Waste management on the construction site – planning orders, segregation, reuse – can now be assigned to a “waste minimisation” target (ESRS E5). A sample target: “Reduce construction waste by 20% by 2025 compared to 2023.” Indicators could be: waste generated per PLN 1 million of investment, recovery and recycling rate, and the number of actions taken to prevent waste generation.
What did the first assurance cycles reveal?
Experience from this year’s assurance engagements has revealed a few recurring issues. Above all, companies often confuse targets with actions – for example, they treat “reducing water consumption” as a target instead of defining by how much and by when this consumption is to be reduced. In many cases there was no reference to a base year, making it difficult to assess progress. It also happened that targets were too general, mismatched to the scale and nature of the company’s activity or completely unrelated to previously identified material topics. This shows that it is worth starting from a well-defined starting point – real data and a concrete diagnosis – before formulating ESG targets that will actually be achievable and documentable.
For many companies, the turning point is… the first inventory
Many companies truly open their eyes only when they have concrete data in front of them. Once energy use, waste volumes or material losses become visible, ESG stops being a side note to the strategy. It becomes a tool for optimisation and for structuring processes. Targets begin to emerge from data, rather than from wishful thinking.
And what if you’re just starting out?
You don’t have to start with grand declarations. Start by answering three simple questions:
What are we already doing well? What can we measure? What is worth improving from a business point of view?
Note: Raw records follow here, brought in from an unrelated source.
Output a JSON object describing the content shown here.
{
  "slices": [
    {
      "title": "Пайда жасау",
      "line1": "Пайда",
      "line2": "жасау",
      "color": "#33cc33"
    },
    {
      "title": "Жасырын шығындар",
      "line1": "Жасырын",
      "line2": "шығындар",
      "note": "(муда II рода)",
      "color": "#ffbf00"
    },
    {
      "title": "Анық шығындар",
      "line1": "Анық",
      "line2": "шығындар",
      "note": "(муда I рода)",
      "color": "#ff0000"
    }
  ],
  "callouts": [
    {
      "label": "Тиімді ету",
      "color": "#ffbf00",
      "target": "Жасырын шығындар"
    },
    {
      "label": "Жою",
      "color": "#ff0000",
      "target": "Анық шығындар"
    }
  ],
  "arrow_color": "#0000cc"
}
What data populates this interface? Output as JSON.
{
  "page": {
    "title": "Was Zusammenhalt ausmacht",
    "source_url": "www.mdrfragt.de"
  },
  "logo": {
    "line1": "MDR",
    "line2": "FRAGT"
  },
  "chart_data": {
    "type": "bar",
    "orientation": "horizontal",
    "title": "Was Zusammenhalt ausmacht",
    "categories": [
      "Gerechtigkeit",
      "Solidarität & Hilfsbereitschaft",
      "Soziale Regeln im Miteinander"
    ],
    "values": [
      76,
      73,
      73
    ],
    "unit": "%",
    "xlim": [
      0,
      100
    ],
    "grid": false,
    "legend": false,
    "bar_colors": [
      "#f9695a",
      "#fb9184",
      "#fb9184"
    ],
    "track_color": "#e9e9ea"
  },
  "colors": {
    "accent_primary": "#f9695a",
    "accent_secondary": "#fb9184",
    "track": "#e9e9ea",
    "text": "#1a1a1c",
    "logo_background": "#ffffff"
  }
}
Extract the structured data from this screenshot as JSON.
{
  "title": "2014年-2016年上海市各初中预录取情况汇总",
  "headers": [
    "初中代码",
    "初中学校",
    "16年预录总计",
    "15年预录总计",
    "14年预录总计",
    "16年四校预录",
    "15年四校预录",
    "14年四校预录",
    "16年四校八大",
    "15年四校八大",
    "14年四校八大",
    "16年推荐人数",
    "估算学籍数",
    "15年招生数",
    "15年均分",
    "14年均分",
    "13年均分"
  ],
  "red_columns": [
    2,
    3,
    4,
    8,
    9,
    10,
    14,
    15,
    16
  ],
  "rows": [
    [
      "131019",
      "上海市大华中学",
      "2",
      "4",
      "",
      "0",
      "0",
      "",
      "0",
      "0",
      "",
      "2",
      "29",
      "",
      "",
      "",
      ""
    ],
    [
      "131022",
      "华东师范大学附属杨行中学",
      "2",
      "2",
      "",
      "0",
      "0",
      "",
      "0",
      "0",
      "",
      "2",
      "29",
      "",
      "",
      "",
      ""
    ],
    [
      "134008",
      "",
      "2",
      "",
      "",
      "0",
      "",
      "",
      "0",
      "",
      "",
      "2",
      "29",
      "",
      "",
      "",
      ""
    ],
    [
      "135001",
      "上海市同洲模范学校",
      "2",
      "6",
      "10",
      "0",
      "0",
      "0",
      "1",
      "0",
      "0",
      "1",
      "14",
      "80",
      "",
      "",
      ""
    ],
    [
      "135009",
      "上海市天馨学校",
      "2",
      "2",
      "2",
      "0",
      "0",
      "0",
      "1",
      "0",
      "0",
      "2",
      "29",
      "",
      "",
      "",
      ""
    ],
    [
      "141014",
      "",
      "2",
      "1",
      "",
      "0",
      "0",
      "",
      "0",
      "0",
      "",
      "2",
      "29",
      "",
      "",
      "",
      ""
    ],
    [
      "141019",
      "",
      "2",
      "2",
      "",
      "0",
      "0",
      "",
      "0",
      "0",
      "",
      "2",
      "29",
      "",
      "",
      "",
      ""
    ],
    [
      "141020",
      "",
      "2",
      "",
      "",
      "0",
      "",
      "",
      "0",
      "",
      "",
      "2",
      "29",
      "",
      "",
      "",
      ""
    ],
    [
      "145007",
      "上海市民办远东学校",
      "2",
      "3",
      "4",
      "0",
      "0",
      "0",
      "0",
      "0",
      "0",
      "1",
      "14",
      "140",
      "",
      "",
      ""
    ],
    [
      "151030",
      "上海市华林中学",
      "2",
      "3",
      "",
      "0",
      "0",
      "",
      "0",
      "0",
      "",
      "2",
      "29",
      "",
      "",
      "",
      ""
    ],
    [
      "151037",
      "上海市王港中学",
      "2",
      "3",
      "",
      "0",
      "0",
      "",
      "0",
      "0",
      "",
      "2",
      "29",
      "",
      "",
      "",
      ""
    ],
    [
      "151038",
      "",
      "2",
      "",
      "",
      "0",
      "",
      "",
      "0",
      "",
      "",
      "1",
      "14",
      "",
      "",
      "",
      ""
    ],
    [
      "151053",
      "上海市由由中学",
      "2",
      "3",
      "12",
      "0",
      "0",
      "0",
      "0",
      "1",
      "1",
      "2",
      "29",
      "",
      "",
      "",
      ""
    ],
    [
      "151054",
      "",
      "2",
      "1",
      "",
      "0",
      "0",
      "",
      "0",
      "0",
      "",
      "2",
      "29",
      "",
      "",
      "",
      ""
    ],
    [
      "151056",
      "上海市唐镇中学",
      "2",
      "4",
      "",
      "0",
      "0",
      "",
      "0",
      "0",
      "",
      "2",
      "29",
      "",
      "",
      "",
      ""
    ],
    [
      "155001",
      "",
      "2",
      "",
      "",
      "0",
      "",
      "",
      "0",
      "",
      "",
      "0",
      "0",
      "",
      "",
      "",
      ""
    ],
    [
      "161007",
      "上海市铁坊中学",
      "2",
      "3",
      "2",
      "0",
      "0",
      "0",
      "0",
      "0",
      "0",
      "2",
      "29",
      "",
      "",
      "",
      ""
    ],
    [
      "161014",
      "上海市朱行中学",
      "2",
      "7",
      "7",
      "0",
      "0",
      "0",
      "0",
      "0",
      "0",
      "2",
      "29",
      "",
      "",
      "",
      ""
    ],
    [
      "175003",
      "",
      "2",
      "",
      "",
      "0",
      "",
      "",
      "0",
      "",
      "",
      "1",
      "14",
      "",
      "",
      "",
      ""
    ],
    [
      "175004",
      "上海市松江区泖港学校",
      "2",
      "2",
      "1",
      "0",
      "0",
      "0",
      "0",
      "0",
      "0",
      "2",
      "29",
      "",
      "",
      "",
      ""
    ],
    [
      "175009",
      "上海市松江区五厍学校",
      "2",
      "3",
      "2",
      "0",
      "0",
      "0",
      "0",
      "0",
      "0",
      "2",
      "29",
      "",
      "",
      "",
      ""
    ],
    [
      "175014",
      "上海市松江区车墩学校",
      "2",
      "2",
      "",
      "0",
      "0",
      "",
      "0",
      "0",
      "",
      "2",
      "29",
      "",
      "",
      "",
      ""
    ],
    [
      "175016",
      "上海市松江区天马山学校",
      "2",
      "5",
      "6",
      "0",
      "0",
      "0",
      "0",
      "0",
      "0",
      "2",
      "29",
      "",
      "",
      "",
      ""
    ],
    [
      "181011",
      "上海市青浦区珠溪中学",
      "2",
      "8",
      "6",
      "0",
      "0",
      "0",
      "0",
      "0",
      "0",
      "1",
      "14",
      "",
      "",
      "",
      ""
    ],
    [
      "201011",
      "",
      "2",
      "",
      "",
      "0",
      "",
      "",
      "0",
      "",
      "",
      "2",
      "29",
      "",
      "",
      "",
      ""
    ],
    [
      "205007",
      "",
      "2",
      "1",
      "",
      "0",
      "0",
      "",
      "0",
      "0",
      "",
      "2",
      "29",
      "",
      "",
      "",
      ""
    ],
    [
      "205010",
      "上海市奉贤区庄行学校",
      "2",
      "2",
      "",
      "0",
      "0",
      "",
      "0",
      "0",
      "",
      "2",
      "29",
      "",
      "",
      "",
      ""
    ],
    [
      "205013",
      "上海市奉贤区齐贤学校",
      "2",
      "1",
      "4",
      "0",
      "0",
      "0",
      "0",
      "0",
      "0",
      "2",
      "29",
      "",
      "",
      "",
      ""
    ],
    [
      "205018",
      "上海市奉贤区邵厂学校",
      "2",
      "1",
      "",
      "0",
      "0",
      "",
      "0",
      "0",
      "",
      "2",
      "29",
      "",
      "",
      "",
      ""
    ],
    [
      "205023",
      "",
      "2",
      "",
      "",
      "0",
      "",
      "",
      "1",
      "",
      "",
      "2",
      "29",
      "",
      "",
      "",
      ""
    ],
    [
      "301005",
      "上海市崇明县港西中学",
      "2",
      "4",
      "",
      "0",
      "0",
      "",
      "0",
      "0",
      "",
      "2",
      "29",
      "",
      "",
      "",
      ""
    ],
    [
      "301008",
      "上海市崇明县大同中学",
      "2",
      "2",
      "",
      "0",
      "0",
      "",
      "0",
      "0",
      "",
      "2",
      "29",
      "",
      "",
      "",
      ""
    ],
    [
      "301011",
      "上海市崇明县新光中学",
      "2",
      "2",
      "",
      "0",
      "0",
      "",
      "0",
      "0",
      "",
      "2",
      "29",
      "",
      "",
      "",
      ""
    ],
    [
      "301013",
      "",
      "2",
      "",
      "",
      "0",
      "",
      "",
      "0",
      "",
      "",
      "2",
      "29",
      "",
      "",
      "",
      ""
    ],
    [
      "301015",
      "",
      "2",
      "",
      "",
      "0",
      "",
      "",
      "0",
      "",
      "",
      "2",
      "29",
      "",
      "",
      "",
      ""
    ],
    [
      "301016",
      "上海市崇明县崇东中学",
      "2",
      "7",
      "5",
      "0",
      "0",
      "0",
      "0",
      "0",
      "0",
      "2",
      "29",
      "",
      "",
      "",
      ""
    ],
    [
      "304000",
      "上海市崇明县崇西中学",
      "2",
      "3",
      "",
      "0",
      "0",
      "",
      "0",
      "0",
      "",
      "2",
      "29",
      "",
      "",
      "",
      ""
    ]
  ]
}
On this basis, you can create your first realistic ESG target – one that not only fulfils the requirement, but also brings value to your company.
Conclusion
Don’t force ESG targets out of thin air. Define what you already do or can start doing – and give it a name, a direction and a measure.
ESG is a way of managing consciously. It is structured common sense. And often also… an economic necessity.
And many companies – quite possibly yours – already have it in their DNA.